In a provisional analysis of the UK’s energy production and consumption, the energy department estimates that 25% of the electricity from the country’s major power producers was generated through low-carbon technologies, up from 20% in 2010.

High wind speeds and additional capacity resulted in an increase in offshore and onshore wind generation by 59% year-on-year, according to DECC, meaning that wind provided 4% of the UK’s total electricity supply, up from 2.4% in the previous 12 months.

Similarly, generation from hydroelectric sources leapt by an estimated 70%, thanks to increased rainfall in Scotland, upping the technology’s share of supply from 0.8% to 1.5%.

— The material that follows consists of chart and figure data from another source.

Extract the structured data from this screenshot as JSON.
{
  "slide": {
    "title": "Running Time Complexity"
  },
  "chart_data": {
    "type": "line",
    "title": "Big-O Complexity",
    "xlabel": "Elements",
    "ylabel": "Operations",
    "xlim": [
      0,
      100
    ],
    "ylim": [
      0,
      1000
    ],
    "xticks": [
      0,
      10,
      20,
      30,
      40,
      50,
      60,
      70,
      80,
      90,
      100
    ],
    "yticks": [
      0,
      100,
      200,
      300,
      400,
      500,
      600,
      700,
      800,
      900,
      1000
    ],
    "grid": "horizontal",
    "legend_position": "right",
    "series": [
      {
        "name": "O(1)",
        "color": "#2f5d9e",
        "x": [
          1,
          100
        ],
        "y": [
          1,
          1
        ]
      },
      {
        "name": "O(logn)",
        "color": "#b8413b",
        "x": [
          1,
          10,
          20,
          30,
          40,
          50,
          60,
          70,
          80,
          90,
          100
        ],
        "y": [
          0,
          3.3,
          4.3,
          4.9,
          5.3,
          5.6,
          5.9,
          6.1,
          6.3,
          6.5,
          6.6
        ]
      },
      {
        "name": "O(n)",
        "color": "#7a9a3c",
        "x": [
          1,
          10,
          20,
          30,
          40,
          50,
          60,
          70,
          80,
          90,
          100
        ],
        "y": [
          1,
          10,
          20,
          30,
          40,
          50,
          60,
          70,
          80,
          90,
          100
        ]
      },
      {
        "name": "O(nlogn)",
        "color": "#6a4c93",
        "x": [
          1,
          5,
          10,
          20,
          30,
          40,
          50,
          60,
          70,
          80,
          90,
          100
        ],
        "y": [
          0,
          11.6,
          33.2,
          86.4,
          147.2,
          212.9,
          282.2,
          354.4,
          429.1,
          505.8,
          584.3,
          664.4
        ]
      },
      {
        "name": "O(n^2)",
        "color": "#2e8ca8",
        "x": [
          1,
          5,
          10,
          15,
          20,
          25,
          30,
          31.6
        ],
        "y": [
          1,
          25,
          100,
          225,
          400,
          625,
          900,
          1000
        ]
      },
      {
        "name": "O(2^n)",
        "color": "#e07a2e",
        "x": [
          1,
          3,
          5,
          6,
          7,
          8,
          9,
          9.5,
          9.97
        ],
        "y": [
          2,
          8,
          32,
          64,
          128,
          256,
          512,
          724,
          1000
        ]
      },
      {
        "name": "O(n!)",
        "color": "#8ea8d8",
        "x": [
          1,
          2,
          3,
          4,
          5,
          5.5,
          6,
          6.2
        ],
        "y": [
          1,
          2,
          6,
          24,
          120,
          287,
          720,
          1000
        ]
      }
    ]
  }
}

Nuclear power also increased, accounting for 20% of electricity supply, while generation from gas fell from 48% in 2010 to 41% in 2011.

The initial figures also reveal that overall energy production in the UK fell by a record 14%, due to a drop in oil and gas extraction activities in the North Sea. The UK’s dependency on imported energy is also highlighted by the analysis, with imports of gas exceeding the amount produced domestically for the first time.

However, DECC’s estimates also reveal that the demand for gas was at its lowest since 1995, with the warm winter reducing the energy needed for heating. Overall, total energy consumption dropped by 7%, following the trend of the last five years.